Hiding in plain sight within the Museum is a Christmas card from the Victor X-Ray Corporation in 1930. In the exhibition, “X-Rays and Medical Imaging,” on the 3rd floor of the Museum sits a black-etched card with Wilhelm Roentgen printed on the cover. When turned over, the back side reads “Bringing Relief and Happiness to the Physically Afflicted . . Contributing Daily to the Fund of Human Welfare. . . He who has thus Devoted himself During the Year Must Surely find Joy in Retrospect at this Season. To the Thought we add our Sincere Greetings and Good Wishes for Your Christmas and New Year. C.J. Samms President, Victor X-Ray Corporation.” Christmas cards were increasingly popular among businesses and medical providers, used to encourage donations and charity from their upper-class constituency.
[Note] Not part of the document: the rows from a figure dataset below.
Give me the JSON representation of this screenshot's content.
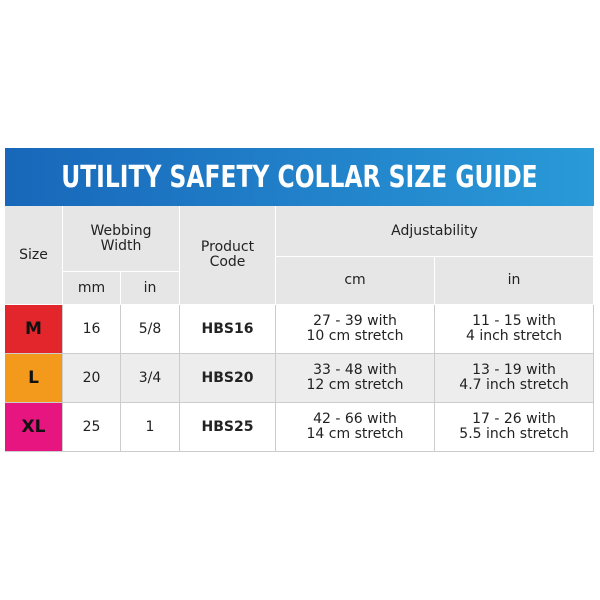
{
  "title": "UTILITY SAFETY COLLAR SIZE GUIDE",
  "header": {
    "size": "Size",
    "webbing_width": "Webbing\nWidth",
    "mm": "mm",
    "in": "in",
    "product_code": "Product\nCode",
    "adjustability": "Adjustability",
    "cm": "cm",
    "adj_in": "in"
  },
  "rows": [
    {
      "size": "M",
      "mm": 16,
      "in": "5/8",
      "code": "HBS16",
      "cm": "27 - 39 with\n10 cm stretch",
      "adj_in": "11 - 15 with\n4 inch stretch"
    },
    {
      "size": "L",
      "mm": 20,
      "in": "3/4",
      "code": "HBS20",
      "cm": "33 - 48 with\n12 cm stretch",
      "adj_in": "13 - 19 with\n4.7 inch stretch"
    },
    {
      "size": "XL",
      "mm": 25,
      "in": 1,
      "code": "HBS25",
      "cm": "42 - 66 with\n14 cm stretch",
      "adj_in": "17 - 26 with\n5.5 inch stretch"
    }
  ]
}
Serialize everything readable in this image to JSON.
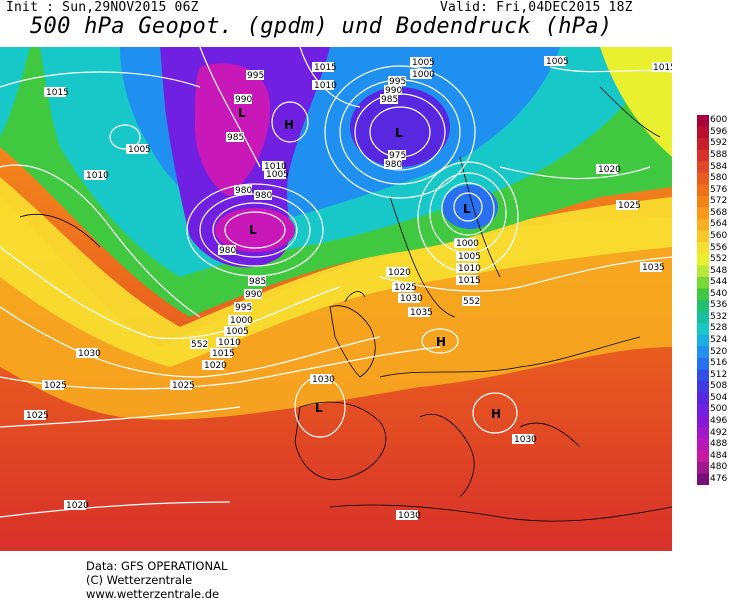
{
  "header": {
    "init": "Init : Sun,29NOV2015 06Z",
    "valid": "Valid: Fri,04DEC2015 18Z",
    "title": "500 hPa Geopot. (gpdm) und Bodendruck (hPa)"
  },
  "colorbar": {
    "ticks": [
      "600",
      "596",
      "592",
      "588",
      "584",
      "580",
      "576",
      "572",
      "568",
      "564",
      "560",
      "556",
      "552",
      "548",
      "544",
      "540",
      "536",
      "532",
      "528",
      "524",
      "520",
      "516",
      "512",
      "508",
      "504",
      "500",
      "496",
      "492",
      "488",
      "484",
      "480",
      "476"
    ],
    "colors": [
      "#a8003c",
      "#b8102c",
      "#c8202a",
      "#d8302a",
      "#e04828",
      "#e85c20",
      "#f07018",
      "#f48418",
      "#f89a18",
      "#f8b020",
      "#f8c828",
      "#f8e030",
      "#e8f030",
      "#b8e838",
      "#78d838",
      "#40c840",
      "#20c070",
      "#18c0a0",
      "#18c8c8",
      "#18b0e0",
      "#2090f0",
      "#2870f0",
      "#3050e8",
      "#4038e0",
      "#5828e0",
      "#7020e0",
      "#8818d8",
      "#a018c8",
      "#b818b8",
      "#c818a0",
      "#a01890",
      "#780e78"
    ]
  },
  "isobars": [
    "1015",
    "1010",
    "1005",
    "1000",
    "995",
    "990",
    "985",
    "980",
    "975",
    "1020",
    "1025",
    "1030",
    "1035",
    "552"
  ],
  "pressure_centers": [
    {
      "label": "L",
      "kind": "low"
    },
    {
      "label": "L",
      "kind": "low"
    },
    {
      "label": "L",
      "kind": "low"
    },
    {
      "label": "L",
      "kind": "low"
    },
    {
      "label": "L",
      "kind": "low"
    },
    {
      "label": "H",
      "kind": "high"
    },
    {
      "label": "H",
      "kind": "high"
    },
    {
      "label": "H",
      "kind": "high"
    }
  ],
  "labels": [
    "1015",
    "1010",
    "1005",
    "1000",
    "995",
    "990",
    "985",
    "980",
    "975",
    "1020",
    "1025",
    "1030",
    "1035",
    "552"
  ],
  "footer": {
    "line1": "Data: GFS OPERATIONAL",
    "line2": "(C) Wetterzentrale",
    "line3": "www.wetterzentrale.de"
  }
}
“The Life of Florence Nightingale: in Two Volumes.” The Life of Florence Nightingale: in Two Volumes, by Edward Tyas Cook, Macmillan., 1914, pp. 119–121.
Moulds, Alison. “Christmas and the Victorian Medical Press.” Constructing Scientific Communities, 15 Dec. 2017, conscicom.org/2017/12/15/christmas-and-the-victorian-medical-press/.
Claire Olszewski was the Fall 2018 Permanent Collection Intern at the International Museum of Surgical Science. She graduated from Columbia College Chicago in December of 2017 with her BA in Visual Arts Management and minor in Art History. She currently works at Linda Warren Projects as a Gallery Assistant.